Exposé des faits et conclusions

I. L'intimée a fait opposition au brevet européen n 0 253 730 et en a requis la révocation au motif que, vu l'état de la technique divulgué notamment par les documents

D1 : C. J. Ealing : "Practical developments on modular dry storage systems", International Atomic Energy Agency, Seminar on Technical and Environmental Aspects of Spent Fuel Management, Madrid (Spain), 27-30 septembre 1983, et

D3 : D. Deacon et al. : "Engineering and Safety Features of Modular Vault Dry Store", Workshop on Irradiated Fuel Storage - Operating Experience and Development Programs, Toronto (Canada), 17 et 18. octobre 1984,

son objet ne pourrait être crédité d'une activité inventive et que, de surcroît, ledit brevet n'exposerait pas l'invention revendiquée de façon suffisamment claire et complète pour qu'un homme du métier puisse l'exécuter.

II. La Division d'opposition a révoqué le brevet européen.

III. Le propriétaire du brevet a formé un recours contre la décision de la Division d'opposition.

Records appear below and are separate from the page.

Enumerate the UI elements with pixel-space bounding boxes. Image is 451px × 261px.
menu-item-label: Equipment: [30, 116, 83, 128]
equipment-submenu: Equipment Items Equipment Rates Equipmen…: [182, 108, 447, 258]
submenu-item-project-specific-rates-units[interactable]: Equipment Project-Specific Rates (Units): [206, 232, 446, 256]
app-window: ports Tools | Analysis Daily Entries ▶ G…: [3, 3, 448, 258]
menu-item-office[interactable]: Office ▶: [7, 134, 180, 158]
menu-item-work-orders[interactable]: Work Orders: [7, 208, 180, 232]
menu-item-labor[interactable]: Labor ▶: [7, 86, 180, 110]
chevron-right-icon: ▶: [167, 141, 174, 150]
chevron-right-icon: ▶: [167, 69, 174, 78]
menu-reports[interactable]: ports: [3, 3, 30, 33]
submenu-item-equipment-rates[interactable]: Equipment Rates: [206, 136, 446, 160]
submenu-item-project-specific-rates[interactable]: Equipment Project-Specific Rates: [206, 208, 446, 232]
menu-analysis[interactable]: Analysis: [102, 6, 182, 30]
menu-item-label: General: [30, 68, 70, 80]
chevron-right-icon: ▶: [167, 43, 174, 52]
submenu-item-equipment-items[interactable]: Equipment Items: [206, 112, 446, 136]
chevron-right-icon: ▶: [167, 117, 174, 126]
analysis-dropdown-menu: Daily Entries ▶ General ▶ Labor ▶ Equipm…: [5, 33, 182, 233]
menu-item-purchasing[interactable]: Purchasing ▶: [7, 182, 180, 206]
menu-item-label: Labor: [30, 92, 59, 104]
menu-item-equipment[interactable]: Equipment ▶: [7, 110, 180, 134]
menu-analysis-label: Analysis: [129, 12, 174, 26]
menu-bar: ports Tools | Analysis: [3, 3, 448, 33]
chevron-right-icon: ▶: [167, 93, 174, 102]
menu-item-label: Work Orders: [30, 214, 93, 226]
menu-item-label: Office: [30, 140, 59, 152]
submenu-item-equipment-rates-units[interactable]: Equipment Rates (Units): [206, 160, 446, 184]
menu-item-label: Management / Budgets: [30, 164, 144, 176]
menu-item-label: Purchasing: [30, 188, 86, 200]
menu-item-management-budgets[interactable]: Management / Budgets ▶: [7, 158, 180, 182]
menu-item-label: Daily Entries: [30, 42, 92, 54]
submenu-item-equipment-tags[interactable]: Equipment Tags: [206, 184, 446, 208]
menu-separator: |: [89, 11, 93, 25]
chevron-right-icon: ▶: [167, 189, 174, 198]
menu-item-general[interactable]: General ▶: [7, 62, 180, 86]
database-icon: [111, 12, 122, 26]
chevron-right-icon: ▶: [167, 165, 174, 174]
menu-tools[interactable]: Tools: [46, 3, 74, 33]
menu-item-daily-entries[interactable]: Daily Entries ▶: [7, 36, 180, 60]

Avec le mémoire exposant les motifs de son recours, la requérante a déposé de nouvelles revendications et demandé, outre l'annulation de la décision attaquée, le maintien du brevet européen sous forme amendée sur la base de ces nouvelles revendications.

IV. La revendication 1 du jeu remis avec le mémoire exposant les motifs du recours s'énonce comme suit :

"Dispositif de stockage à sec de matériaux dégageant de la chaleur, comprenant au moins un puits (10) à l'intérieur duquel lesdits matériaux (56) sont stockés de façon à ce qu'aucun matériau ne se trouve dans la partie supérieure (60) du puits (10), le puits (10) étant placé à l'intérieur d'un local (11) limité par une paroi (12) présentant au moins une entrée de fluide caloporteur froid (14) à sa partie inférieure et une sortie de fluide caloporteur chaud (16) à sa partie supérieure, les parois du puits (10) s'échauffant sous l'effet de la chaleur dégagée par lesdits matériaux (56) et entraînant la création, par convection naturelle, d'une couche limite (20) du fluide caloporteur, ladite couche limite étant définie par la couche ascensionnelle de fluide caloporteur chaud qui se forme naturellement autour de chaque puits (10) à cause de la chaleur dégagée par les matériaux stockés (56) à l'intérieur du local, l'épaisseur de ladite couche limite augmentant au fur et à mesure que le fluide caloporteur s'élève le long du puits, caractérisé en ce que chaque puits (10) a une partie supérieure (60) située à une hauteur (h) prédéterminée d'une paroi supérieure du local (11), cette hauteur (h) étant au moins égale à l'épaisseur de la couche de fluide caloporteur chaud dans la partie supérieure du local (11), chaque puits (10) ayant une partie inférieure séparée de la partie inférieure dudit local (11) par un espace de répartition du fluide caloporteur froid, la distance entre un puits (10) et la paroi (12) du local, ou entre un puits et un puits voisin étant telle que ladite couche limite (20) ne soit en contact ni avec la paroi (12) du local, ni avec la couche limite du puits voisin, le refroidissement de chaque puits (10) étant ainsi assuré de manière indépendante, la circulation de fluide caloporteur étant assurée uniquement par convection naturelle verticale",

l'orthographe du substantif "convection" étant ici corrigée. A cette revendication sont rattachées cinq revendications dépendantes numérotées 2 à 6.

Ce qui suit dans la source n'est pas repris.